Anyone with even a casual interest in photography quickly becomes acutely aware of light. It defines what you do, but your ability to control it is limited, even if you work in a studio with expensive equipment. I don’t work in a studio, nor do I have expensive equipment. But I am deeply interested in light, and have spent a fair amount of time taking photographs where light itself is the subject.
This is one of the earliest such photographs. I’m standing along the shore of the Hudson River looking at the sunrise over Manhattan. For some reason I decided to shoot right into the light and see what happened. This is what I got:
In that photograph the buildings exist to articulate the light.
I took this next shot at sunset:
I have no idea where those dark splotches came from, but I love them. I certainly didn’t see them when I was looking across the river. They’re an artifact of the imaging process.
This is a less dramatic late-afternoon shot:
Neither of those buildings have those colors during mid-day light. The building at the left, the Met Life Tower (featured in Kim Stanley Robinson’s New York 2140), is clad in grey stone, while the building at the right, an apartment building designed by Jean Nouvel, is clad is white, grey, and blue opaque glass.
This next is an early photo as well, taken in the late afternoon beneath the New Jersey State Thruway:
When I got the image out of the camera I didn’t believe what I saw. But I’d taken several shots, at various focal lengths, and all of them showed those glowing weeds.
More weeds, different location, different time of day (noon or early afternoon I believe), and I’m closer to the weeds.
That’s not really what my eyes saw, but when you flood the camera with that much light, color becomes problematic, or, if you prefer (which I do) interesting.
Crouch low to the ground so you can shoot into the sun, crank it to 11, and this is what you get:
You can see the sun above and slightly to the left of center, partly obscured by a sliver of cloud.
Here’s a frame from “The Nutcracker Suite” episode of Disney’s Fantasia:
As you may recall, that episode was set in small clearing in the woods and was focused on plants measuring only inches in extent. I was mesmerized by that episode when I saw it on television as a child (in black and white) and have remained mesmerized by it. That episode and that image in particular inspired this next set of photos:
You can see dandelions in the first two photos. I would love to have photographed one, large, filling the frame, like the shot from Fantasia, but I couldn’t manage it. The building in the background of the first photo is on Ellis Island. I was in a small salt marsh in Liberty State Park, at the southern end of Jersey City. I’m pretty sure I was lying on the ground to get low enough for the third photo.

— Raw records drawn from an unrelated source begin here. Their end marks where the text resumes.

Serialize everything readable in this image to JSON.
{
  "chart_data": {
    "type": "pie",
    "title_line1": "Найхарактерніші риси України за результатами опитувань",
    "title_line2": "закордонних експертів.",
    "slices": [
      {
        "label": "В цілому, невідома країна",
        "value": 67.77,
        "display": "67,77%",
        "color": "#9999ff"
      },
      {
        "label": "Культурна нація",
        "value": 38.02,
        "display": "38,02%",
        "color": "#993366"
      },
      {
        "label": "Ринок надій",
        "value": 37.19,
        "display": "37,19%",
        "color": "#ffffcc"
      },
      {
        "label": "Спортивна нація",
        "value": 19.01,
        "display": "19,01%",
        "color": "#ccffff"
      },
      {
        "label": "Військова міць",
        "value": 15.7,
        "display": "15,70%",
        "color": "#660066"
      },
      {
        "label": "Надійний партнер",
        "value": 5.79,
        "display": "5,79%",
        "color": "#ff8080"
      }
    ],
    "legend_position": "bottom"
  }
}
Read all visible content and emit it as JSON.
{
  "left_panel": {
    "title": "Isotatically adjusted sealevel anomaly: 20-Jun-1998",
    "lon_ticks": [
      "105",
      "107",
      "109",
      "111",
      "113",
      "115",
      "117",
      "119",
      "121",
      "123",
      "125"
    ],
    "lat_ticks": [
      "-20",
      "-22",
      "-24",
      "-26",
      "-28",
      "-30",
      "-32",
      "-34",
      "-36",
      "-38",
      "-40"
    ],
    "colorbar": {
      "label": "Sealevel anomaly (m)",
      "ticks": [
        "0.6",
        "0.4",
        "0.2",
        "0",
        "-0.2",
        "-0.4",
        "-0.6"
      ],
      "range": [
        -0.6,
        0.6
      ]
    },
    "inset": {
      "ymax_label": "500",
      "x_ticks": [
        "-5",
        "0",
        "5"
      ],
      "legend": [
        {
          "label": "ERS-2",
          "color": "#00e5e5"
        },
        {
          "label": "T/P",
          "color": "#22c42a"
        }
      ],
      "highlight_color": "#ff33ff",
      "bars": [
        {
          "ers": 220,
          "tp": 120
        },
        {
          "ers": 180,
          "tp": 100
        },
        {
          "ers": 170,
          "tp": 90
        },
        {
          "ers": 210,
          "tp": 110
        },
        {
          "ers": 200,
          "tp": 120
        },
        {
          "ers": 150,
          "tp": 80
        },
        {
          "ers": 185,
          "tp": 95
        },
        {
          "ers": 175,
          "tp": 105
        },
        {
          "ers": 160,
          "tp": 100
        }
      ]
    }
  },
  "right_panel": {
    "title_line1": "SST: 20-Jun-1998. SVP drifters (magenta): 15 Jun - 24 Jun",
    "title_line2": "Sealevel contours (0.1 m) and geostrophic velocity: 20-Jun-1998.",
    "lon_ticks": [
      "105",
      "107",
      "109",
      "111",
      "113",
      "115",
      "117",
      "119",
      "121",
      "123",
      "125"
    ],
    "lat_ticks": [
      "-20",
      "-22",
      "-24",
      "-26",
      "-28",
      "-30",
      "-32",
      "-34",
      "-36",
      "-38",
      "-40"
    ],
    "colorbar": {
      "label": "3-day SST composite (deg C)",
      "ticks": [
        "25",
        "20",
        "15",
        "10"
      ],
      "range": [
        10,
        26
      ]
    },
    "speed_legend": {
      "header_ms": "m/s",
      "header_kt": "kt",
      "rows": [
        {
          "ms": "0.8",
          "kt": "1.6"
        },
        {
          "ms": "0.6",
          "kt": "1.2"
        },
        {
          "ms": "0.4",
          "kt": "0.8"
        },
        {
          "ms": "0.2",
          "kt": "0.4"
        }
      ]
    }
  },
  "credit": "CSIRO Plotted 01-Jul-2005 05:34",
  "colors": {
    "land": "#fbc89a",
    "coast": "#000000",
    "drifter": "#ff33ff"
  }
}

I worked hard for those photos. This next one came to me in an instant:
I stepped out of my apartment building and started walking north. I looked across an intersection, saw something and, without thinking, raised the camera to my eye and took the shot.
The next two were quite deliberate. The first is a night-time shot while the second was taken during the day. It’s more shadow than light. Same thing, no?
And more sunrise shots. The first shows the top of 432 Park Avenue, the tallest purely residential building in Manhattan, at least when I took the shot a couple of years ago. Several more billionaire’s sky-scraping buildings have been built since then.
Here’s the Empire State Building, once the tallest building in the world, but no more:
I don’t know what this is:
I didn’t believe my eyes when I saw it, so I took a bunch of shots, and that darkish beam showed up in each one. At that point the sun was just barely above the horizon, and hidden behind the buildings. That beam must be a shadow cast up into the mist by the sun.
If you look closely you can see the Empire State Building at the center of this photo:
I’m standing in Liberty State Park and shooting north toward Manhattan. The buildings to the left of the Empire State Building are in Jersey City. The Statue of Liberty is more or less directly to my right.
Now we’re several miles north in Hoboken looking at one of the remaining docks. Notice the lens flare at the upper left.
This next photo is badly focused – autofocus doesn’t always work. But I don’t care. I like the light.
These rails are not golden, but in the early morning sun they come alive.
This image is two-in-one:
I’m sitting in a commuter train looking out the window, which is itself mostly invisible. The people are on the other side of the car from me, their reflections in th6 window.
I’ll leave the last four photos without comment.